Hohenhundersingen
Hundersingen (Münsingen), The county of Reutlingen
Hohenhundersingen Castle, the younger of the two Hundersingen castles, was situated on a steep castle rock high above the valley Großes Lautertal. It had been the seat of the Lords of Hundersingen since the 12th century.
Around the year 1100, we first hear of a noble family named after a place called "Hundersingen". By then, they seem to have had an early seat in the village of the same name on the Danube. The first seat of power in the valley Lautertal can be traced back to the establishment of the “Hochburg” Hundersingen, which probably took place in the first half of the 12th century. Hohenhundersingen Castle, on the other hand, is first clearly mentioned in 1314. Archaeological finds indicate that it was already built in the second half of the 12th century. The apparently always narrow property base could have been partly responsible for the rapid decline of the lordship after 1300. As early as 1314, Württemberg acquired the right to use the "Fortress of Hundersingen" as an open castle as well as to receive military support from the brothers Rudolf and Sibot of Hundersingen. In 1352, Württemberg finally bought the entire lordship with all associated rights. Subsequently, Württemberg bailiffs sat in the castle, which was pledged to the Speths in 1452 and passed to the Truchsessen of Bichishausen in 1464. By the 16th century at the latest, but probably earlier, the castle was finally no longer inhabited.
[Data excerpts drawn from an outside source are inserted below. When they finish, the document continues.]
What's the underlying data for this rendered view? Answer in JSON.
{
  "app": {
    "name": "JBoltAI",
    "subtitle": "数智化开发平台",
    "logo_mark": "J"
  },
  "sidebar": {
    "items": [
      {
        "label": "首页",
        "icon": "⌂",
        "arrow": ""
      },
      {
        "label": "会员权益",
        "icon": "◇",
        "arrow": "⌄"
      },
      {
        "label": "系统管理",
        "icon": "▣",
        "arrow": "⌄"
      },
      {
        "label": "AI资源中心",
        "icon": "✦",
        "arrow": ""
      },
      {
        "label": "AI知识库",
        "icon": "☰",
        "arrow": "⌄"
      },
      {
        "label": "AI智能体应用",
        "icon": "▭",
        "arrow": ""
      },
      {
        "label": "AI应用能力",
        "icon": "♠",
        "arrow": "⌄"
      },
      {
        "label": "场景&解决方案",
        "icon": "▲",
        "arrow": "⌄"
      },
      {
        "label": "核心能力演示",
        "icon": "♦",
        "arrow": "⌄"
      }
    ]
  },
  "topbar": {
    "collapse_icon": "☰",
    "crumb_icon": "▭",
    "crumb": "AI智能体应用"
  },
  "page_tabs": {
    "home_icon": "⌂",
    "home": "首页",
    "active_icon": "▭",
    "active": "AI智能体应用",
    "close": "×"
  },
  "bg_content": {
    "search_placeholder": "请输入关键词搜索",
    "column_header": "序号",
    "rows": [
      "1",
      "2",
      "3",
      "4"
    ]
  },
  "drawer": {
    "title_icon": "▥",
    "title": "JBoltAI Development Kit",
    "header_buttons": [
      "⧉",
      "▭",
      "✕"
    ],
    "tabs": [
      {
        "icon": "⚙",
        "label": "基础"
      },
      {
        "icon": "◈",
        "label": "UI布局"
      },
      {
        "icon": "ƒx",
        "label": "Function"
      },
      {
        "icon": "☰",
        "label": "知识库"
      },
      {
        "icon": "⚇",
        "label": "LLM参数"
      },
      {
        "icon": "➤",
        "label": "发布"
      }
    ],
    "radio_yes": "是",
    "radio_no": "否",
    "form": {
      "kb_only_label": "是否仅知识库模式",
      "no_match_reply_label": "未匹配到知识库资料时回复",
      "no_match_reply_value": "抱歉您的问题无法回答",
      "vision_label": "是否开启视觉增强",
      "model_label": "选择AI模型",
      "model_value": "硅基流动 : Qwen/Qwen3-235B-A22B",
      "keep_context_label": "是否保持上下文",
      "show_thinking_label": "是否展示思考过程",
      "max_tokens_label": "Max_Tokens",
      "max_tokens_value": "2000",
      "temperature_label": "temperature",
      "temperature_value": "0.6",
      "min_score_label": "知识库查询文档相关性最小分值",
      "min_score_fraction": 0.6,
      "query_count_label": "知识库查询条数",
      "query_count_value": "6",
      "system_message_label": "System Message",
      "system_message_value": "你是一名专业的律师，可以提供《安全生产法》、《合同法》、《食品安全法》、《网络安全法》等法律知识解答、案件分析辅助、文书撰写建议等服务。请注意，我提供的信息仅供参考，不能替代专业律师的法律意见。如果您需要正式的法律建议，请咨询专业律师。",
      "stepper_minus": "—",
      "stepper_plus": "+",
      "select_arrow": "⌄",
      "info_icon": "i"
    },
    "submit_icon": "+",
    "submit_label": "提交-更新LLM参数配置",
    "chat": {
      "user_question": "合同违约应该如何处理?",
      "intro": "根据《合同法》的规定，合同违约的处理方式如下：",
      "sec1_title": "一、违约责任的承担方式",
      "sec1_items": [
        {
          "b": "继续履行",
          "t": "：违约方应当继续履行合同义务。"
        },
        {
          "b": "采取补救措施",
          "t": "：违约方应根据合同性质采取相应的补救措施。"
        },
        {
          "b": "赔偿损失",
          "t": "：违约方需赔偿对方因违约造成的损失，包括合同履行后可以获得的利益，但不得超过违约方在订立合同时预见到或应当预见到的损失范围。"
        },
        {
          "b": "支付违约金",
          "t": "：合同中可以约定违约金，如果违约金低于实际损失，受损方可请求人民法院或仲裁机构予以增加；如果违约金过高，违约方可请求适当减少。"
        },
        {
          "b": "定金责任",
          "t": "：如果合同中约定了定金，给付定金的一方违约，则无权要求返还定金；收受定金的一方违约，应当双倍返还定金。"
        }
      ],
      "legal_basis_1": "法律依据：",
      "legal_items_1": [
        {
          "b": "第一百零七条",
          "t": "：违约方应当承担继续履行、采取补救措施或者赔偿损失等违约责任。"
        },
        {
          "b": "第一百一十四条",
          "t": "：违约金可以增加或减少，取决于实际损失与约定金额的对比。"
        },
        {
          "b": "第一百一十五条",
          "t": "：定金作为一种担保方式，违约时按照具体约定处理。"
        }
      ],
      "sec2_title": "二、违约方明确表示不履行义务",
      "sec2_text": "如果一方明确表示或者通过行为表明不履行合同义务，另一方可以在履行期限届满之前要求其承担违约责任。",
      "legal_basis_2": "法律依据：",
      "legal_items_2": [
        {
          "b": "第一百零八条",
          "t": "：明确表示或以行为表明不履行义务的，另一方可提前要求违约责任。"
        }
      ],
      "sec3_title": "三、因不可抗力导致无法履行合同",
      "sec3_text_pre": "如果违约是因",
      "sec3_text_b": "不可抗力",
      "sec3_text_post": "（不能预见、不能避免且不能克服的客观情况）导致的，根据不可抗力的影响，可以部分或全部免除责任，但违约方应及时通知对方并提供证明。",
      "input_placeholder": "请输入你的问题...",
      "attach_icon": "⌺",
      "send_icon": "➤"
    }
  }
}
In the 19th century, there were several major wall collapses at the ruins. The municipality of Hundersingen carried out conservation work on the ruins in 1967. Since 2001, there has been a support association that has been working to maintain the site. The ruins of Hohenhundersingen lie to the west of the village of Hundersingen on a rocky spur below the local plateau. The core of the complex is formed by an irregularly quadrangular keep, about 12 m high, with sides about 4 to 5 m long and a high entrance 6 m above the ground. To the south below the core castle rock is another part of the castle, which was long referred to as the "outer bailey", but which was probably the actual residential area of the castle complex, which was well protected behind the tower and shield wall and was oriented towards the valley in a representative manner. For a long time, little attention was paid to an extensive outer enclosure that extended uphill in front of the core castle. Massive moats and ramparts protected it from the slightly elevated plateau. Uncertain traces of the terrain also suggest the existence of buildings in this area or the existence of individual buildings, although it is not yet possible to make any further statements about their range of uses or exact chronological classification. Behind this outer bailey area, the almost 15 m deep and approximately 10 m wide neck ditch of the core castle falls away, which is apparently a natural rocky cleft that has been widened into a ditch.